The two platforms used for interaction on a mobile phone — voice or text (video or MMS) — help a telecom operator determine the usage pattern, as well as the kind of handset the consumer utilises, which proves as a broad indicator of the profile of a mobile user. “It is a window through which we observe our consumers,” reveals Srivastava.

For the rich, it is simply the intensity of the consumption of the services offered, that varies — the usage of services such as voice, text, MMS and, most of all, GPRS (General Packet Radio Service) through mobile handsets by SEC A is comparatively higher compared to other segment of consumers.

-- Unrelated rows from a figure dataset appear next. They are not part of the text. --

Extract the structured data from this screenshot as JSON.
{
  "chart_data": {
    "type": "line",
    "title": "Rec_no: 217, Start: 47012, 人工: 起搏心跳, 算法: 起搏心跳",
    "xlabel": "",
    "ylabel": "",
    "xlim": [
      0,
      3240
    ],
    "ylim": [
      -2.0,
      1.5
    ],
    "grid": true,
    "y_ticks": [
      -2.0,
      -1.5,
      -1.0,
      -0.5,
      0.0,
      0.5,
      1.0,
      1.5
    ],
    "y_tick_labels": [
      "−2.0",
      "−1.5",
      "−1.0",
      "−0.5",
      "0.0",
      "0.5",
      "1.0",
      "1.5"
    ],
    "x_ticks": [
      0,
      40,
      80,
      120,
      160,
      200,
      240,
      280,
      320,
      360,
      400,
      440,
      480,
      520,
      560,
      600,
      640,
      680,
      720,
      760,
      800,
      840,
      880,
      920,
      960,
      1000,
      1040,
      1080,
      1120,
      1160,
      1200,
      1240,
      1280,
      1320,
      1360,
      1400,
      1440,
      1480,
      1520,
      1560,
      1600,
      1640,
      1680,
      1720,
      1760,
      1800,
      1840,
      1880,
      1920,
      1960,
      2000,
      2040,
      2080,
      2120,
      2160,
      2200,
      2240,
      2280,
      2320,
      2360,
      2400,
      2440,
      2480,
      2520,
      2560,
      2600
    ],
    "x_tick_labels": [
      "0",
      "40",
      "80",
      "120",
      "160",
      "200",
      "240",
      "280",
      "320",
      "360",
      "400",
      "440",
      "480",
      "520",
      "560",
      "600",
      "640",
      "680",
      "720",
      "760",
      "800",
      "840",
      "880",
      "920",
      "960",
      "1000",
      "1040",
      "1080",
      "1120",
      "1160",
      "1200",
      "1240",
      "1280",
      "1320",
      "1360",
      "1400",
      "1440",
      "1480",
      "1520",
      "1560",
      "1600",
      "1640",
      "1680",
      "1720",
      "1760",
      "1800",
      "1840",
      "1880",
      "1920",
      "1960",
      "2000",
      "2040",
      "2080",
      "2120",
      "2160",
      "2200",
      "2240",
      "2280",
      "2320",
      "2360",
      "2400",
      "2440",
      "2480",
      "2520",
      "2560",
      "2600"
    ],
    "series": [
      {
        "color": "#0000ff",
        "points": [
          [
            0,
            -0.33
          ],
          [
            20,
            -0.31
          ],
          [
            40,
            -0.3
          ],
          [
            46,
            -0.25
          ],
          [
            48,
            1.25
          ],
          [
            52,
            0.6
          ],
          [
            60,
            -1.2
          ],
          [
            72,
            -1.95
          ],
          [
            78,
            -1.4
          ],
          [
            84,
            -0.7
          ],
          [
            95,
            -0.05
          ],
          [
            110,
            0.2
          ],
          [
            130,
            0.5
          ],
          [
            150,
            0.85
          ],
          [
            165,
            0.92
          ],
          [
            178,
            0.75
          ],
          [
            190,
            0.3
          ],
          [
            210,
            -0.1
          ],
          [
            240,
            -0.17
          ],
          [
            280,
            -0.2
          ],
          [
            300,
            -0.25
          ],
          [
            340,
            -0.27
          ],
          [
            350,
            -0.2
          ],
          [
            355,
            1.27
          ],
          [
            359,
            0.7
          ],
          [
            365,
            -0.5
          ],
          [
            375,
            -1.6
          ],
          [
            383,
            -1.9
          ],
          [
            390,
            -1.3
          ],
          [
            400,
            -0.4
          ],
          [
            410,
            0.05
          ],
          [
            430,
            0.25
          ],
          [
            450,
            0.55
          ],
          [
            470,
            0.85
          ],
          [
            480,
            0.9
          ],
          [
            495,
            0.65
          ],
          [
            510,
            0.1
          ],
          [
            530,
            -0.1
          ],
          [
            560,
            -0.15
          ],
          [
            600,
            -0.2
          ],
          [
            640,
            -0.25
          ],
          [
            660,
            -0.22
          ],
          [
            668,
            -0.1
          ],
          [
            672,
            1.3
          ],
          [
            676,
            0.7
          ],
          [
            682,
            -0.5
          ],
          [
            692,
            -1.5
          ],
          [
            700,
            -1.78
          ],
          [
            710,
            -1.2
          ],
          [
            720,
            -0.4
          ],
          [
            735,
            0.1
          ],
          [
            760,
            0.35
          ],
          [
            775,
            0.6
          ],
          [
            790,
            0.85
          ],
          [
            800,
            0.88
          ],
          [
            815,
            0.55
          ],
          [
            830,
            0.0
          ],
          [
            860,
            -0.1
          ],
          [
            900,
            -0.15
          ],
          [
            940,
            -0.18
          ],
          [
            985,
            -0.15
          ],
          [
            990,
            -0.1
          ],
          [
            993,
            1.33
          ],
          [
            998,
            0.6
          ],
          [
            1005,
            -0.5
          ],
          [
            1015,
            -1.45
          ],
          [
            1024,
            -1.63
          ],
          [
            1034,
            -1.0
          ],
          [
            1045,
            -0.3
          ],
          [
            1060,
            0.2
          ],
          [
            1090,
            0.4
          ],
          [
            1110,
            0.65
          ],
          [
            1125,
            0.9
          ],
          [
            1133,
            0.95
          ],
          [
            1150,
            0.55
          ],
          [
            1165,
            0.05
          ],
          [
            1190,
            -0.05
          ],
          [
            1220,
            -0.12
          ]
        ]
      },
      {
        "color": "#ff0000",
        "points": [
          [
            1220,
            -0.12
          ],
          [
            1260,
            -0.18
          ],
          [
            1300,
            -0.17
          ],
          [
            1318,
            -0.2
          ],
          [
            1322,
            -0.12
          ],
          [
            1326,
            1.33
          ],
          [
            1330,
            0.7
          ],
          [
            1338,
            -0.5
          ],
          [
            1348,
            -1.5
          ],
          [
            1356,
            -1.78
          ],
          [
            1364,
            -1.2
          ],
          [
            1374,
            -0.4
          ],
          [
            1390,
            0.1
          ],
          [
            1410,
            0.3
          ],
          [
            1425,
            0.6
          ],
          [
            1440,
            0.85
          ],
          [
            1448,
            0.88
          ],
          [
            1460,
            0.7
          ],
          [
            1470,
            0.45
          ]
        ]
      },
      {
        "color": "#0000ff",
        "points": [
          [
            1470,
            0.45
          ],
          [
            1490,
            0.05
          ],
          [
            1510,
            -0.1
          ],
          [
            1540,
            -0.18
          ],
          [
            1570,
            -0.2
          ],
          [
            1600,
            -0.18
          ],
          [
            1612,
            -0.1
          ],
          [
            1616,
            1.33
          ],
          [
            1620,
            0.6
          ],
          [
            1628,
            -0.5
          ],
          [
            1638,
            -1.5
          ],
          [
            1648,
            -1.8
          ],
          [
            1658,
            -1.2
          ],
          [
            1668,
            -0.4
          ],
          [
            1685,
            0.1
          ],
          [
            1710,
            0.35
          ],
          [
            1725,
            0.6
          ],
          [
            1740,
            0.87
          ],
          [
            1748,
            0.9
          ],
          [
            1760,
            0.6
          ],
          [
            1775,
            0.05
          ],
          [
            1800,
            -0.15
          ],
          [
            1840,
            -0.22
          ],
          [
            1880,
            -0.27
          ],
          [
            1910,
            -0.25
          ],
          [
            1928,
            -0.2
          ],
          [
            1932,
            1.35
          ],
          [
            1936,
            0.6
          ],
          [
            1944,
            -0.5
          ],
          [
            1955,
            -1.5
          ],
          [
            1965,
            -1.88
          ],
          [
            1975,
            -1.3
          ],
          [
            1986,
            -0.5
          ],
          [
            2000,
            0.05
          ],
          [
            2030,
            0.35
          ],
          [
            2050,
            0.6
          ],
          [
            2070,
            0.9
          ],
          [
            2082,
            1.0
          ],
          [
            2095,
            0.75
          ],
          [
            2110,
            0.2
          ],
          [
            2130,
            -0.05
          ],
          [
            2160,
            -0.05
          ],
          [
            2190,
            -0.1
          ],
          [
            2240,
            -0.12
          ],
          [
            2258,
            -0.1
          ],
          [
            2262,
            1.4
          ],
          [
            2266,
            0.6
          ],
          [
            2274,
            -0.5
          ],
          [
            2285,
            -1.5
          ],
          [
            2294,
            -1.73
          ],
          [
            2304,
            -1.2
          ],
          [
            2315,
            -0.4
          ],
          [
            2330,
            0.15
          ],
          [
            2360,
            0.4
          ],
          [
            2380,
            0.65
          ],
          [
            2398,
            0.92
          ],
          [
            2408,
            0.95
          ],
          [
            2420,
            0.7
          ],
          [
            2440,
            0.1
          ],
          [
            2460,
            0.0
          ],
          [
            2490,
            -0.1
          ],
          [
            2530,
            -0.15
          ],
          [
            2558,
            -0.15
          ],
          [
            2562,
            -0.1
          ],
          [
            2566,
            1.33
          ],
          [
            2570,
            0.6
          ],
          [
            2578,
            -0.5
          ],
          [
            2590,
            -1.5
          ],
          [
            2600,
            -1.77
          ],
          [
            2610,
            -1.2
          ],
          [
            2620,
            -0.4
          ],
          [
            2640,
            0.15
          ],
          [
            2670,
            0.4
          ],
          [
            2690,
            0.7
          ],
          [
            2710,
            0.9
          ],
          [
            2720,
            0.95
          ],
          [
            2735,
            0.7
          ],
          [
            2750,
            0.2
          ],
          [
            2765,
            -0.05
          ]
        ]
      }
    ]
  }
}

At Airtel, there are multiple levels of messaging – text messages are sent in a targeted manner while there is a mix and match of products and services offered. Consumers are offered some products and services based on their profile, as well as their consumption pattern of various products and services.

Joshi of Airtel clarifies that “there are no ‘big’ products that are offered by us for consumers with higher incomes. In any case, many more people will be moving into the SEC A classification in the near future, bridging the gap.”

Looking forward to 3G, targeting the SEC A would become easy for telecom operators considering the kind of an upper edge it would bring in. It could also bring in more concerted efforts for getting the plum audience. However, the other rules of the game cannot be overlooked.

It remains a question if SEC A would gain more significance with 3G especially in a mass category product such as network services.